Joueur de l’AS Furiani-Agliani, engagée au 5e échelon du football français, Julien Benhaim-Casanova a quitté la Corse en janvier pour tenter l’aventure à 10 000 km de là. Débarqué en Bolivie avec l’envie de découvrir l’ambiance sud-américaine, le milieu de terrain n’a pas été déçu du voyage. Même si l’aventure a tourné court. Récit.

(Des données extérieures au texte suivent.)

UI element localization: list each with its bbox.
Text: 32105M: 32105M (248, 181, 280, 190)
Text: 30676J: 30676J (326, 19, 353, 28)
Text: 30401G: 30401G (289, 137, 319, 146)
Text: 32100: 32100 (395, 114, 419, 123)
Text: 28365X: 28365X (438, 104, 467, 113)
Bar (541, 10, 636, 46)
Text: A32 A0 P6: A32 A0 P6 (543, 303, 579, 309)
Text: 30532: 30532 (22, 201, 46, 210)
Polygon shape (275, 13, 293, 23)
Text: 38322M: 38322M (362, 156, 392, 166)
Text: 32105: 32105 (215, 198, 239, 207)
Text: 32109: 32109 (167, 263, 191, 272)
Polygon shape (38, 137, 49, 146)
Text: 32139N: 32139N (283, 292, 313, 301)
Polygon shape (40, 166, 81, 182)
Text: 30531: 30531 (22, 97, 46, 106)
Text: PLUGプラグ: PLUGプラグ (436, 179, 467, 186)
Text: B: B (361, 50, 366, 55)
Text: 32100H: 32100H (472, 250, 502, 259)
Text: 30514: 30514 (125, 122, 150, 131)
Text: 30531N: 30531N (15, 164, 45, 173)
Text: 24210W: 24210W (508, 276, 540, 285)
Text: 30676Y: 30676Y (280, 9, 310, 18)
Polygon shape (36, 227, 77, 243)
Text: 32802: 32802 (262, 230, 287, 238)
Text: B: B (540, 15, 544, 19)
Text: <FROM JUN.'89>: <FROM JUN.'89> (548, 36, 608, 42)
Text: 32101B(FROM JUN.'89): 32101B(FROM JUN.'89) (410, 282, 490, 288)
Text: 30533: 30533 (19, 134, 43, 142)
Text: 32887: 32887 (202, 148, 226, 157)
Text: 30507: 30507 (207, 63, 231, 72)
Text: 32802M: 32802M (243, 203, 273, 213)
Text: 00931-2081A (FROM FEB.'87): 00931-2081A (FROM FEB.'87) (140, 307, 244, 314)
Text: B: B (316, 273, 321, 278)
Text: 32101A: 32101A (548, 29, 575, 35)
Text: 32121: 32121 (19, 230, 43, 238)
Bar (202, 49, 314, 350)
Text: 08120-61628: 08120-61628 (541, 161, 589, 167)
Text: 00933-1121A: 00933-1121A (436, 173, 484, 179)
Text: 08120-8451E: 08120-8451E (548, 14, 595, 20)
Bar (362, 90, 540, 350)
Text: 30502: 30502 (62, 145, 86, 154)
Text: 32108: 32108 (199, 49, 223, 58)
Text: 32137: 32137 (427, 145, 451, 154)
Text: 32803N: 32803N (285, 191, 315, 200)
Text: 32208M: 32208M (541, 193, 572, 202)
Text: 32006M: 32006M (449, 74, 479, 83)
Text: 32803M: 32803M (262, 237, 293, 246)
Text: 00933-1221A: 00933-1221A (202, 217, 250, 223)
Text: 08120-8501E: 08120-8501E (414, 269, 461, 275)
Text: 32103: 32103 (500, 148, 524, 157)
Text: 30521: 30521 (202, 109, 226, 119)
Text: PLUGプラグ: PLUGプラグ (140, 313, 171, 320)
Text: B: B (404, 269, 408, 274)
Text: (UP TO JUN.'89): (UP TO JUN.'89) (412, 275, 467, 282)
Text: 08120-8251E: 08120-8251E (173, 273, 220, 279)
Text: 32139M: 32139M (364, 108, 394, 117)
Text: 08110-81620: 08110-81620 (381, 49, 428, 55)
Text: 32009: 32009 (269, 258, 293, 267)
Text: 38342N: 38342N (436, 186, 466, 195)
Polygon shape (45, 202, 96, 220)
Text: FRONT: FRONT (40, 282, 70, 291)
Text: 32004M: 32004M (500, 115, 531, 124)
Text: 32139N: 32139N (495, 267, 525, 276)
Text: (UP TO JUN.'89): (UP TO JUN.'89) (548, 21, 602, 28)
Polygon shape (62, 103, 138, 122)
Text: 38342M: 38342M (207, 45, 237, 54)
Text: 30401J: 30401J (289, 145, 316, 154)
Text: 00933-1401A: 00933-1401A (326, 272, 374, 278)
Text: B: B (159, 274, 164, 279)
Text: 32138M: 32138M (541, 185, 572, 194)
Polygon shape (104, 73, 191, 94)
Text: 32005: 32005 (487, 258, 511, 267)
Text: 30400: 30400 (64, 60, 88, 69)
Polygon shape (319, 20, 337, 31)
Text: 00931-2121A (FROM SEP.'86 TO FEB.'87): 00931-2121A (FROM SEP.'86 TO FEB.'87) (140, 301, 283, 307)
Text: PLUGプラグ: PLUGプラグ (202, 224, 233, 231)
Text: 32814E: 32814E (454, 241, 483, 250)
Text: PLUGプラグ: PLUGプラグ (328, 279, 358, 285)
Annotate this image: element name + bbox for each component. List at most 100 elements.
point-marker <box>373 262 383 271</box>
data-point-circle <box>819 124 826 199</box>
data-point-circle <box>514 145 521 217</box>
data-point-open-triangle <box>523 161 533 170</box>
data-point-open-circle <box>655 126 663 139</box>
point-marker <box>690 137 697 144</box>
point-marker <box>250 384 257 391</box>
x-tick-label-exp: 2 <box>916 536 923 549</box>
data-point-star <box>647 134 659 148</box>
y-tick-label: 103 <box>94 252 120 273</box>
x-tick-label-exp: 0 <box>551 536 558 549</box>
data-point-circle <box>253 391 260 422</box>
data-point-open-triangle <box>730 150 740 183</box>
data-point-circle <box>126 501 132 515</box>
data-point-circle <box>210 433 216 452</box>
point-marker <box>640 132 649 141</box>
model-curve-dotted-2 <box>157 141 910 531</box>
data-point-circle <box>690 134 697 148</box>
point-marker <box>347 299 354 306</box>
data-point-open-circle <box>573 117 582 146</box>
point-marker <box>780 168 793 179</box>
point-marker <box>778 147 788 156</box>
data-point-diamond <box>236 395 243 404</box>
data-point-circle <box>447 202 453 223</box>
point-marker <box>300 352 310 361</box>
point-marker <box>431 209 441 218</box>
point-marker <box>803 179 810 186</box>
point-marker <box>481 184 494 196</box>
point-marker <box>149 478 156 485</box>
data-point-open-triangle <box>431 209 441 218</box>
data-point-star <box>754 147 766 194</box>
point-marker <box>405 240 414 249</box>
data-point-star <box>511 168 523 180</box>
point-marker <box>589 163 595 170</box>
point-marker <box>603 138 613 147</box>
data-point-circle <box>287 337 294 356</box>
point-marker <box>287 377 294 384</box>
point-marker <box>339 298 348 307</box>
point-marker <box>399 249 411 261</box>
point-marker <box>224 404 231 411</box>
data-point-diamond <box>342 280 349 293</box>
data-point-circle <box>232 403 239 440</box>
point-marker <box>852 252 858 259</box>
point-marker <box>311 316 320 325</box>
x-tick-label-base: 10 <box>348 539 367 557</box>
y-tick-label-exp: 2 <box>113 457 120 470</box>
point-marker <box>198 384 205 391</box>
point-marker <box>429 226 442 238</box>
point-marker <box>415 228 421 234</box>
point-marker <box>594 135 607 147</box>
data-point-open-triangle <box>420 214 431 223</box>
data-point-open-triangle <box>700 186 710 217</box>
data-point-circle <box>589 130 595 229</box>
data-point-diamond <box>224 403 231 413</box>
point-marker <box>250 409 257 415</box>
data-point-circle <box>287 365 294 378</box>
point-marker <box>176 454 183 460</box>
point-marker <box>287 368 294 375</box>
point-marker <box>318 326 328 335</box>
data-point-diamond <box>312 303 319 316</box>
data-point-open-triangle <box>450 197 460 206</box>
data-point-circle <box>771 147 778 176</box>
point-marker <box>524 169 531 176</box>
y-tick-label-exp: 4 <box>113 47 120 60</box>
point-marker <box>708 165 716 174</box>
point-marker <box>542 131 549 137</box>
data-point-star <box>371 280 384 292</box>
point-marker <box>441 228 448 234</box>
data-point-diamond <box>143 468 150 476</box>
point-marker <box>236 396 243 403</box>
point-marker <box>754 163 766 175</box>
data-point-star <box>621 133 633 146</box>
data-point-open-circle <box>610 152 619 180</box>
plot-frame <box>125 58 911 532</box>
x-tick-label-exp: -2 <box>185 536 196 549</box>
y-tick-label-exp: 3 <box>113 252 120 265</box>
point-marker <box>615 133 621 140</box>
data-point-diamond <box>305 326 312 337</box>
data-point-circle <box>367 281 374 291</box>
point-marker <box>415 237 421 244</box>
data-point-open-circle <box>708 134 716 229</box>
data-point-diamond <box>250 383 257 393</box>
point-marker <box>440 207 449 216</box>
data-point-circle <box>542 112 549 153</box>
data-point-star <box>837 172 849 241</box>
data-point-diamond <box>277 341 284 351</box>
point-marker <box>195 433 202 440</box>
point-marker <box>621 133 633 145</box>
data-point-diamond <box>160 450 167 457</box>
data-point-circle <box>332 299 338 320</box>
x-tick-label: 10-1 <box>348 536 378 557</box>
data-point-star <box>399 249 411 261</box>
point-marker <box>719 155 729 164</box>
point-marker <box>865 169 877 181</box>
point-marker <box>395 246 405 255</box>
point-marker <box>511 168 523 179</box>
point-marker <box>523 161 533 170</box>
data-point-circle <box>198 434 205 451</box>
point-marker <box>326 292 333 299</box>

Comme le rappelle très justement le site Lucarne Opposée, qui est également une revue, le dernier joueur de nationalité française à avoir évolué dans le championnat bolivien se nommait jusqu'au mois de janvier dernier Hugo Christophe Bargas. Né à Lyon en 1986, alors que son papa Ángel Hugo Bargas, ancien international argentin (30 sélections) repéré par Robert Budzynski, évoluait sous les couleurs du Puy-en-Velay, après des aventures au FC Nantes et au FC Metz. Après avoir évolué sous les couleurs du Blooming Santa Cruz, du Club Oriente Petrolero et du Bolivar La Paz, le jeune Bargas, 33 ans aujourd'hui, roule sa bosse au Salvador. Depuis le mois de janvier, un autre tricolore a pris la relève au pays où l'union fait la force.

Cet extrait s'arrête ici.